IS200/IS605 family transposases are single domain proteins with only the essential HUH motif and a single catalytic Tyr (Y1 transposases, (Fig.1.41.1)). Both TnpAIS608 and TnpAISDra2 are obligatory dimers and the active sites are believed to adopt two functionally important conformations, one in which each is composed of the HUH motif from one monomer and the Tyr residue carried by an alpha-helix (D) from the other (trans configuration), and the other in which both motifs are contributed by the same monomer (cis configuration). Only the former has been observed crystallographically. Similar proteins are sometimes found associated with repeated Extragenic Palindromes (REP sequences whose hairpin structures resemble the ends of IS200/IS605 family members. RCR transposons: IS91, ISCR and Helitron families

The earliest identified HUH domain transposases were those of the IS91 family and are significantly larger than Y1 transposases (Fig.1.41.1), carry a Y2 motif and include an N-terminal zinc binding motif and additional domains of yet unidentified function.
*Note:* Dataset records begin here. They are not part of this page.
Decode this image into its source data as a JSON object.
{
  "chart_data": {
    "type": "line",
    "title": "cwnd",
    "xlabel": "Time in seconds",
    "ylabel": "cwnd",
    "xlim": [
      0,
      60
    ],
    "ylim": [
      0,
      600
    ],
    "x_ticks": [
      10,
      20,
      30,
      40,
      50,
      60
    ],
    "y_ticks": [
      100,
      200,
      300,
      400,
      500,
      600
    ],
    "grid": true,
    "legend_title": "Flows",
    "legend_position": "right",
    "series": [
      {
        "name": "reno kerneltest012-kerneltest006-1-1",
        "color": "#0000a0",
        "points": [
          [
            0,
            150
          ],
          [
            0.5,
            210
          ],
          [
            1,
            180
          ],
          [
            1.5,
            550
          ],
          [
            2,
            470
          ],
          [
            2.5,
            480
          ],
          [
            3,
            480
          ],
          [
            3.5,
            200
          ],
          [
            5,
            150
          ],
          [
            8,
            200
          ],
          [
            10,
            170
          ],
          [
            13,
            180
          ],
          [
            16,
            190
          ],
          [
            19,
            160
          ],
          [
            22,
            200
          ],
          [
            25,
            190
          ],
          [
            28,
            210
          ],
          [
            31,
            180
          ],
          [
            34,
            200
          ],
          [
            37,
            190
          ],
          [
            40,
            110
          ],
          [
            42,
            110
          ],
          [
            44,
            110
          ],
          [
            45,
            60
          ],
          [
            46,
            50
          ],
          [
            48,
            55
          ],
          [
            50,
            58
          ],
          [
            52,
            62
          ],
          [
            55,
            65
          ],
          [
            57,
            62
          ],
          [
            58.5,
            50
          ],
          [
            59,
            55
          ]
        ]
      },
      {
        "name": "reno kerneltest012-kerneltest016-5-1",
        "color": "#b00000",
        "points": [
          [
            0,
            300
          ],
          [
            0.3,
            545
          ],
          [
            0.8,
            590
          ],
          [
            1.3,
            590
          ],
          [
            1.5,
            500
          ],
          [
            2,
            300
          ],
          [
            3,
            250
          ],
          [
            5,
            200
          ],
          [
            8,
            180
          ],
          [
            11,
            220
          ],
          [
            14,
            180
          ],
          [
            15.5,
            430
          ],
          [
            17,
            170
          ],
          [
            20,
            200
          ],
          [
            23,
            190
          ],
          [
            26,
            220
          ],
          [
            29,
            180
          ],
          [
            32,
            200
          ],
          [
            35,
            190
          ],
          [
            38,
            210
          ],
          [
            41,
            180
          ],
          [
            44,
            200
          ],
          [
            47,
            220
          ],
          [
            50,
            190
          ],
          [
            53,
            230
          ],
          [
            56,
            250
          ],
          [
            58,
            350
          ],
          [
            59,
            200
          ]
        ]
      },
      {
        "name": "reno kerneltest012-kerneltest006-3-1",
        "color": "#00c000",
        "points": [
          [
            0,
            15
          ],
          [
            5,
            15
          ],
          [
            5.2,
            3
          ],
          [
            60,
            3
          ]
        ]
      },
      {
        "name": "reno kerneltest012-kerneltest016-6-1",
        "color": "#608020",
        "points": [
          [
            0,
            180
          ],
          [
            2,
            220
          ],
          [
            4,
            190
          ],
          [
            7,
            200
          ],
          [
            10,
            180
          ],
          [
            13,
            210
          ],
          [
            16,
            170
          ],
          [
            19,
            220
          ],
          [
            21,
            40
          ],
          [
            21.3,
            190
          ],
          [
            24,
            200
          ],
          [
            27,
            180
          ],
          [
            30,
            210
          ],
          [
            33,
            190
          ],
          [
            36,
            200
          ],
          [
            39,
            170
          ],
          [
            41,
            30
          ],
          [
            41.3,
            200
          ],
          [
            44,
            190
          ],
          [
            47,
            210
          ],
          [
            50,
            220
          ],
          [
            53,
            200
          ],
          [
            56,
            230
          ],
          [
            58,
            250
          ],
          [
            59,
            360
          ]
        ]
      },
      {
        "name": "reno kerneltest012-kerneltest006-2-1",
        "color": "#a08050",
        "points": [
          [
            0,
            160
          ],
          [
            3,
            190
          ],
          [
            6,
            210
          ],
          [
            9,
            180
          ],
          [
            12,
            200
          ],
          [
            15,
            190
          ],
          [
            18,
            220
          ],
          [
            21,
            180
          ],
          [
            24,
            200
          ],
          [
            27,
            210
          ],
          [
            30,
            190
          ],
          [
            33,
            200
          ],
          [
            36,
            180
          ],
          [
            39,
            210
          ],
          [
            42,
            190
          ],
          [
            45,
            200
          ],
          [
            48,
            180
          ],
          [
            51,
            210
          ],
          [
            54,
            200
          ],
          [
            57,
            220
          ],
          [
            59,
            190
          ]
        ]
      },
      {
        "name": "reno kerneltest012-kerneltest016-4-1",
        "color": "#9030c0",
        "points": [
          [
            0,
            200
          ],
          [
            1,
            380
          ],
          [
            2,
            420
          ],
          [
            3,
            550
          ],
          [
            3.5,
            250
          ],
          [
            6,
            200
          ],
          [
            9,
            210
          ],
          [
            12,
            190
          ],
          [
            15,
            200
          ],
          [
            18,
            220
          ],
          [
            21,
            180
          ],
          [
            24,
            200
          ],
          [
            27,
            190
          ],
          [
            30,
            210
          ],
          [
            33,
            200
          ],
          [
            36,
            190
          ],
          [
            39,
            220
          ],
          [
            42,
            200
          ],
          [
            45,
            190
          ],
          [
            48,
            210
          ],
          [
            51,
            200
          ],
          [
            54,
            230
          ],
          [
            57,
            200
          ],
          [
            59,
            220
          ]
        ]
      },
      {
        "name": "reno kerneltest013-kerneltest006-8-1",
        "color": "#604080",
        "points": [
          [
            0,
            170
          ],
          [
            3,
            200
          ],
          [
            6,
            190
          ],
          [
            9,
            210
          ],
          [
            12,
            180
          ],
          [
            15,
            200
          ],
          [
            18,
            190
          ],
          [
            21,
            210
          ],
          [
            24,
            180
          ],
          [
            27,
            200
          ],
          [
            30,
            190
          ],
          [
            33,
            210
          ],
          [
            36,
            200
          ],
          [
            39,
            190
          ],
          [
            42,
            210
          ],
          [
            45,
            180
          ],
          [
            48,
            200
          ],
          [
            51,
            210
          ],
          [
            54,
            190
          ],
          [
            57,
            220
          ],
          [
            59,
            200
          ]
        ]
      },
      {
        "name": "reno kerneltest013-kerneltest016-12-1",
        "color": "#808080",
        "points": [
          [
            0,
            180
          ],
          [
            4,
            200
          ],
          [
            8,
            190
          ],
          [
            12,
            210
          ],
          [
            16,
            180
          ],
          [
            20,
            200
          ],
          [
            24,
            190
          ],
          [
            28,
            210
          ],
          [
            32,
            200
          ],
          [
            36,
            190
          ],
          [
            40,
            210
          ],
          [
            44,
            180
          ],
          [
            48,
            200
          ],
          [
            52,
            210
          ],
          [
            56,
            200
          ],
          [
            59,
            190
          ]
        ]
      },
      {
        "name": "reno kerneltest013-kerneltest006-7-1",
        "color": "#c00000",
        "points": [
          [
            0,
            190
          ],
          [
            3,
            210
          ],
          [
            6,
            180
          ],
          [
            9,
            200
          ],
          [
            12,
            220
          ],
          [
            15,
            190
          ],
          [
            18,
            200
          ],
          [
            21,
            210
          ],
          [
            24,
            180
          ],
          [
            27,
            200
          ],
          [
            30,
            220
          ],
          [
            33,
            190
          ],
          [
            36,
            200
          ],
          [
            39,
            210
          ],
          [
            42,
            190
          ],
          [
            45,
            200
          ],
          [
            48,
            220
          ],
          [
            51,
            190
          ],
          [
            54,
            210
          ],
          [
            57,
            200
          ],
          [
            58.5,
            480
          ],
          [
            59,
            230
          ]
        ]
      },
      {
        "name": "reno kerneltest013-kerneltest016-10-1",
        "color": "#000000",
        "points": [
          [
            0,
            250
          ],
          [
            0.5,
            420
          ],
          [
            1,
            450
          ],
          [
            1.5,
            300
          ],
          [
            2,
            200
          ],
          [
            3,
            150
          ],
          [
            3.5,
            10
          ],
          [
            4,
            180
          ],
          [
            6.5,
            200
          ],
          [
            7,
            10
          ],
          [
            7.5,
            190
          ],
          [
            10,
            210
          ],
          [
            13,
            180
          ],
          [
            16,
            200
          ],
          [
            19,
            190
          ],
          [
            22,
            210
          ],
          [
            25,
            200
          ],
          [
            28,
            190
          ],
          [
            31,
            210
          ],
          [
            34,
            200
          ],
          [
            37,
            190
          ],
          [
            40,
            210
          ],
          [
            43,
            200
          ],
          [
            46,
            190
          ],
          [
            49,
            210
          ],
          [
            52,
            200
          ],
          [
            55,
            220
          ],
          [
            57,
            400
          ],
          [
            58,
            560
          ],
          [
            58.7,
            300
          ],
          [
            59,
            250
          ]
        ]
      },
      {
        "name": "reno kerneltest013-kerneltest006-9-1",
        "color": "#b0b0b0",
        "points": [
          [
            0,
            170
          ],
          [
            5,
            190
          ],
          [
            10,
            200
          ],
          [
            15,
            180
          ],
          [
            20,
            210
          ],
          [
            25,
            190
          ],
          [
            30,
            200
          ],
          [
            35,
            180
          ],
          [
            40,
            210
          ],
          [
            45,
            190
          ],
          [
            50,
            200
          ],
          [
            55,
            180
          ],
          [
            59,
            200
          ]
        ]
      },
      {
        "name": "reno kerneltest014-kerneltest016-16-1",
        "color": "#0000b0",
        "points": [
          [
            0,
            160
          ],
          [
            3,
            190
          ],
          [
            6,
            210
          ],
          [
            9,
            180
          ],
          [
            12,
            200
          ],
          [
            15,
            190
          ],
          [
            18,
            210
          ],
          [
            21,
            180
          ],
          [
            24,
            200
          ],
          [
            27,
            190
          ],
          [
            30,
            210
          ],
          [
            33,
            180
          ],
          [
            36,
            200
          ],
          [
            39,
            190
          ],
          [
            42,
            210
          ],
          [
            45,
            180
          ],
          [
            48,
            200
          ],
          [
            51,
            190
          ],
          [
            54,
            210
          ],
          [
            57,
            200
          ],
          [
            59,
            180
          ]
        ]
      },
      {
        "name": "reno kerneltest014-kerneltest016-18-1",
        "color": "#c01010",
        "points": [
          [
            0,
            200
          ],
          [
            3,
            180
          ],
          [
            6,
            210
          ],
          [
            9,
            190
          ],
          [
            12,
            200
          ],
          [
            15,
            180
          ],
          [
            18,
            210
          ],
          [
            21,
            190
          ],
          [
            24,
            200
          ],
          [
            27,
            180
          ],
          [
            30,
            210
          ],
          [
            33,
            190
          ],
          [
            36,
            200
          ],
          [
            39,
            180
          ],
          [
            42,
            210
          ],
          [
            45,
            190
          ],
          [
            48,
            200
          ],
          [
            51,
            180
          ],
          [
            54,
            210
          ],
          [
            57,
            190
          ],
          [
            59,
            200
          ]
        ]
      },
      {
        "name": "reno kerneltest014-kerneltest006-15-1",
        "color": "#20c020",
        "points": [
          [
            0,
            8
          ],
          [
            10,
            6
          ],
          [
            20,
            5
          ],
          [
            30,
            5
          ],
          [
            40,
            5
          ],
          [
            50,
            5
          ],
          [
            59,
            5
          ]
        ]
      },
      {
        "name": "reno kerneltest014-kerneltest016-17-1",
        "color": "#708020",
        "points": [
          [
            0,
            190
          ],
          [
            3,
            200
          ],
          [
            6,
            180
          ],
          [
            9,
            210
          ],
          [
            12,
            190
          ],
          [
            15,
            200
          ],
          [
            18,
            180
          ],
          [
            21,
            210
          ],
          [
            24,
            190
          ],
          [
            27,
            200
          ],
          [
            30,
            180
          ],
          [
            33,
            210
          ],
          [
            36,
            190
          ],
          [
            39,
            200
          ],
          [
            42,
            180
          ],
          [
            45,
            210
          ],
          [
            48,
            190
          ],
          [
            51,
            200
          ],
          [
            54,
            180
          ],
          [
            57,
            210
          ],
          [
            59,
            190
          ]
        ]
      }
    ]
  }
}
A group of related elements, the ISCRs often associated with a variety of antibiotic resistance genes (see [153]) carry an orf (the CR or common region) resembling IS91 family transposases but with only a single Tyr (Fig.1.41.1). In addition, eukaryotic relatives, the Helitrons, have been identified by bioinformatic approaches.

Chemistry of DEDD enzymes

DEDD enzymes are limited to transposases of the IS110 family at present[154] and closely related to the Piv and MooV invertases from Moraxella lacunata/M. bovis[155][156] and N. gonorrhoeae[157][158] respectively. Piv catalyses inversion of a DNA segment permitting expression of a type IV pilin. However, the organization of IS110 family members and the inversion systems are different. In the IS, the recombinase is located within the element whereas in the inversion systems it is located outside the invertible segment[159].

Although it has proved difficult to determine the activity of these transposases in detail in vitro, transposition of ISs with DEDD Tpases may be unusual and involve HJ intermediates which must be resolved using a RuvC-like mechanism. This type of recombination would be consistent with the close relationship between DEDD transposases and the Piv/MooV invertases which presumably resolve HJ structures during inversion[160].

Chemistry of Serine-transposases

Other TE encode transposases which resemble serine site-specific recombinases. Their chemistry is presumably similar to that of their sequence-specific recombinase cousins. IS607 family members encode a Tpase closely resembling serine site-specific recombinases which use serine as a nucleophile for cleavage of the DNA strand. At present little is known about transposition of this IS family although it is thought that these elements generate circular intermediates (NDF Grindley pers. comm. cited in [161]). Presumably the enzyme catalyses similar cleavages and strand transfers as its site-specific serine recombinase cousins using a transitory 5’ phosphoserine covalent intermediate. Based on transposase structures from structural genomics studies and detailed knowledge of the general serine recombinase mechanism, [162] have proposed a model for the transposition mechanism. This includes a synaptic transposase tetramer (as for classical serine recombinases). The model explains the lack of target specificity exhibited in IS607 transposition[163], behavior which is unusual for this type of recombinase.